The big innovation we have come with, at Bramham Gardens, is that Risk is not well characterised by volatility, especially at a time when it is heavily controlled and kept under a lid.
In fact the idea that one measure of univariate risk is sufficient to characterise the Risk overall in the market is deeply related to the idea that the market movement can be synthetized as related to one single Representative Investor. We think it is not the case. The community of investors is deeply heterogeneous more often than not and when it becomes homogeneous, this shows and it is worth noticing.
In Riskcasting®, the way we look at risk is to understand how different market segments (i.e. investors taking different optional bets) look at risk differently. We have found the relative evolution between these various segments to be very informative. In addition, The overall Finding is that we have been able to observe lasting risk regimes, although we reassess our Understanding of Risk on a daily basis. As a result, the number of risk shifts per year is limited to 9 / 10 per year. This means that coincidence is not an issue here.
In Low-Turbulence®, we consider fixed time windows and look at segmenting the price signal among various frequency groups. In each frequency group, we observe a degree of energy, or by analogy a level of volatility. This vector of energies / volatilities per frequency group gives us a signature of the environment we are in which is very rich. We then reduce dimensionality in order to really get the gist of the signal using techniques well established to migrate pictures from high to low resolution, while keeping an optimal level of similarity.
These approaches differ from PCA in the sense that PCA still does not see Risk as more than univariate volatility.
Our core finding is that Risk is multidimensional and not well characterised by the traditional moments (volatility, skew, kurtosis,…), because nobody knows how to properly ponder these moments.

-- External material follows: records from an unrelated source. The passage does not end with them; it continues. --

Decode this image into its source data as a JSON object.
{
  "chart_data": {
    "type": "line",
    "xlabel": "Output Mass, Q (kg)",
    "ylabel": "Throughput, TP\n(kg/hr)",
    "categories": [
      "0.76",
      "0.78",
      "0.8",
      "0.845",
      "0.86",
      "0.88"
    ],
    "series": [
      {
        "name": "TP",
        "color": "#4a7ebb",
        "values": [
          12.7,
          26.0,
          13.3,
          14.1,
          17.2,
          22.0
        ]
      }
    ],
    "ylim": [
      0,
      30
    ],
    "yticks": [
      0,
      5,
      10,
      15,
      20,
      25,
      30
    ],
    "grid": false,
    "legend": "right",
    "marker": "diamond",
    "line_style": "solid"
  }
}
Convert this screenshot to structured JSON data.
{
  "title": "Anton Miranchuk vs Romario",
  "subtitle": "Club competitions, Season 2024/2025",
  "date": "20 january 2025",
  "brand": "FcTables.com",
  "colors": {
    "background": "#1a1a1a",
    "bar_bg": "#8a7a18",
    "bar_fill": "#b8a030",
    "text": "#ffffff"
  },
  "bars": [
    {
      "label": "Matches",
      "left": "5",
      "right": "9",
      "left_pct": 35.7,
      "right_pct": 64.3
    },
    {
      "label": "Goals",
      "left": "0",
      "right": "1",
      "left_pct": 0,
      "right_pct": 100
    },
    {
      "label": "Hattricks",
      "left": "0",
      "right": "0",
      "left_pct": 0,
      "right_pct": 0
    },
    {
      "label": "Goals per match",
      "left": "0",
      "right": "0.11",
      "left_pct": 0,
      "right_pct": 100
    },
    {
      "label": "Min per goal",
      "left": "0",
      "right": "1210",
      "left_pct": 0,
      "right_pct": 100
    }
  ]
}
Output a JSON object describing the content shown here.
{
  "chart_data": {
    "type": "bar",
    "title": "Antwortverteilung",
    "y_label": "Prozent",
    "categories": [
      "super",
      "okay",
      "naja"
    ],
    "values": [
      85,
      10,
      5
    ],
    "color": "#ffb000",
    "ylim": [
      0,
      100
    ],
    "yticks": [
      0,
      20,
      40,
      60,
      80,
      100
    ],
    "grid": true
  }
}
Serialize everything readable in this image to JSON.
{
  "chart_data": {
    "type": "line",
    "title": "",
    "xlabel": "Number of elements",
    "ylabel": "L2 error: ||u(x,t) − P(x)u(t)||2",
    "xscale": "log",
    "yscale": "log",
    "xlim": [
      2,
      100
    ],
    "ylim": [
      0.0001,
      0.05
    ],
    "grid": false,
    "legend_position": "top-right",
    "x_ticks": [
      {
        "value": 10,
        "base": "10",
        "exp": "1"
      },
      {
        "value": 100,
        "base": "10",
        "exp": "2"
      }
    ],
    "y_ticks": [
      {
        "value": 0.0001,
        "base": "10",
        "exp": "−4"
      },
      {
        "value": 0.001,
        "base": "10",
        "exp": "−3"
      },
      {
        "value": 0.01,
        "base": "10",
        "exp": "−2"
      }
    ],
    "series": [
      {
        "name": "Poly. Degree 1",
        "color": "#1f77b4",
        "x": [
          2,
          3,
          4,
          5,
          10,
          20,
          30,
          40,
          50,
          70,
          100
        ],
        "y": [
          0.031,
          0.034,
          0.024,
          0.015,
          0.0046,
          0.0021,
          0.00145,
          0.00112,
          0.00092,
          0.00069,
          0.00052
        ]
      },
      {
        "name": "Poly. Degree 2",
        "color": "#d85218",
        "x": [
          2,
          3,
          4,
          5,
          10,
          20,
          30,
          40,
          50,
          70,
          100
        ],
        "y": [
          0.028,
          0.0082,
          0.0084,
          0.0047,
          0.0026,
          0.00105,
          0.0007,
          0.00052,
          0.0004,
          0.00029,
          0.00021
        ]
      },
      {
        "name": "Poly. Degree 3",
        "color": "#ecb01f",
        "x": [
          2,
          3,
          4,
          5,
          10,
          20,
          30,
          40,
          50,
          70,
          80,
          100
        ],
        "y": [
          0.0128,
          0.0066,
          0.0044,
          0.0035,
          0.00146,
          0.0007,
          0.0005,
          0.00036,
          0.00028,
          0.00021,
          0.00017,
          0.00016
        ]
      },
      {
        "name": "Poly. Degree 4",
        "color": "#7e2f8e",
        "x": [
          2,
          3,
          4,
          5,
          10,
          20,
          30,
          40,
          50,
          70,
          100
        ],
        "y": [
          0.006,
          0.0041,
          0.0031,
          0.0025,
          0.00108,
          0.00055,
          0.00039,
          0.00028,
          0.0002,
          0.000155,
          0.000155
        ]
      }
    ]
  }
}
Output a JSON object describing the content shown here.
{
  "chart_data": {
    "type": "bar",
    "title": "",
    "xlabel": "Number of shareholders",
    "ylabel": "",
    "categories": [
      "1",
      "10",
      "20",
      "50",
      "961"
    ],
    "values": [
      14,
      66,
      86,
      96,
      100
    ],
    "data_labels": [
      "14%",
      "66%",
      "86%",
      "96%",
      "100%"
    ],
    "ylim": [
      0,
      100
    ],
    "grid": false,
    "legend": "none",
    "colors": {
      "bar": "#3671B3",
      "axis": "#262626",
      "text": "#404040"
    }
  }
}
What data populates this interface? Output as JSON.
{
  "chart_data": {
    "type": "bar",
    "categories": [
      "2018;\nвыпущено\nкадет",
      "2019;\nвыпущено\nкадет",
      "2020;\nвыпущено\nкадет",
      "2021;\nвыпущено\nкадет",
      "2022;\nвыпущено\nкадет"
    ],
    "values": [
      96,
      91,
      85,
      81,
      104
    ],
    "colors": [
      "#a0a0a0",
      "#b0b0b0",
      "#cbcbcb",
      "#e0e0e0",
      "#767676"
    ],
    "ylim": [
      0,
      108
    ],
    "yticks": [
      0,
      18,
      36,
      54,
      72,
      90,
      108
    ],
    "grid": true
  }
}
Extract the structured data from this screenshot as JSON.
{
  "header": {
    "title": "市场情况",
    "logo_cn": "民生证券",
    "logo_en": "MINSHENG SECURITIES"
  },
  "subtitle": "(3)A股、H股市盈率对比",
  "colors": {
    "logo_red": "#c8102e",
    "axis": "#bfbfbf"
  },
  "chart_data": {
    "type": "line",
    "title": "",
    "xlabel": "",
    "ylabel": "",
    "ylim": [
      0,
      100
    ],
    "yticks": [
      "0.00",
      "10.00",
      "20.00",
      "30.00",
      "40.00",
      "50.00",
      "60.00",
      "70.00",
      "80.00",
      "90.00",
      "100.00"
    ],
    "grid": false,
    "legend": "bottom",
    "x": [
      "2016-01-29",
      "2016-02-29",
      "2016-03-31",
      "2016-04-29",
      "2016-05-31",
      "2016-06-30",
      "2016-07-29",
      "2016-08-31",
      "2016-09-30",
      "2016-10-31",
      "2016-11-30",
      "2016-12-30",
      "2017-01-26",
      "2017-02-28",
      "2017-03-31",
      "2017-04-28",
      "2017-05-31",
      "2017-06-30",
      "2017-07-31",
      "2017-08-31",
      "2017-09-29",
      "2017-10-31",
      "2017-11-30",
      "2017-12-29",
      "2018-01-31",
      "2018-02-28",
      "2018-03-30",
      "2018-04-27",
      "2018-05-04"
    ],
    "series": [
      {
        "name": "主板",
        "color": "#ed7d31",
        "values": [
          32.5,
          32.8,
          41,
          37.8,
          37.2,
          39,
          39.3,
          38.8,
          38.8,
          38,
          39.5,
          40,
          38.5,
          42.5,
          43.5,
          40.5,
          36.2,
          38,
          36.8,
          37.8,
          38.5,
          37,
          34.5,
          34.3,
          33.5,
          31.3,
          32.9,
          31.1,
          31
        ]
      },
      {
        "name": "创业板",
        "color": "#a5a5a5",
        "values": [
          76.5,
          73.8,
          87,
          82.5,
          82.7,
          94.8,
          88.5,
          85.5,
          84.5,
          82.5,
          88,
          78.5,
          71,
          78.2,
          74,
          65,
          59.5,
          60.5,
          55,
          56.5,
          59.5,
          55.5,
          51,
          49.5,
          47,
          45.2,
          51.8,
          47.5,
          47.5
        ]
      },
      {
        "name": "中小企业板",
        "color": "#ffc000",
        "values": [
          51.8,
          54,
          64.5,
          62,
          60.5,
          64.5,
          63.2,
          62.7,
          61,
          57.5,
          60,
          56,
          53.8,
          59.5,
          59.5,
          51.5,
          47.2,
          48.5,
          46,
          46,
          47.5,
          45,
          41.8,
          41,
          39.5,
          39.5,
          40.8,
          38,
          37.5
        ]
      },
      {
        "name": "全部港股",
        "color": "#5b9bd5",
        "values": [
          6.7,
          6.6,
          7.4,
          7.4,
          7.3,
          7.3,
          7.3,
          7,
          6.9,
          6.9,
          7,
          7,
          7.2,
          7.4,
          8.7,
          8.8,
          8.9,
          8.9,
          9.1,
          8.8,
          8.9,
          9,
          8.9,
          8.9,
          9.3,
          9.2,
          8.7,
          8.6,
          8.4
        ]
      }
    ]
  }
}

Here is the economic intuition: by looking at Risk in a comprehensive manner we get a much better grasp at it, than when looking at a small subset of risk, i.e. volatility. The second point is that the overall risk attitude in the market, its “mood” is not white noise or stochastically random at a relatively high frequency. There are lasting trends worth capturing beyond the daily mean-reversion of prices.
It should be noted that the daily reassessment of the market mood is not supposed to automatically trigger action as a result, but to have a proper indicator of when risk attitudes start to shift, without having to wait for any artificial fixed steps such as end of week / end of month, etc.
In Riskcasting®, we really have some predictive power embedded, with a hit ratio in the region of 55%, and a high upside to downside capture ratio, which is unusual for such a broadly traded index like the S&P500.
Low Turbulence® has slightly less predictive power, but does a very good job at removing the systematic component of risk. In addition it is implementable on all series of prices, whether indices or single stocks. This means that when blending different combined equity/bond indices per region, we obtain noticeable strong results, having diversified the idiosyncratic components.
Last point, although the measures of risk are more refined than what most people typically use, the implementation is extremely simple, as it entails rebalancing two assets per strategy a few times a year.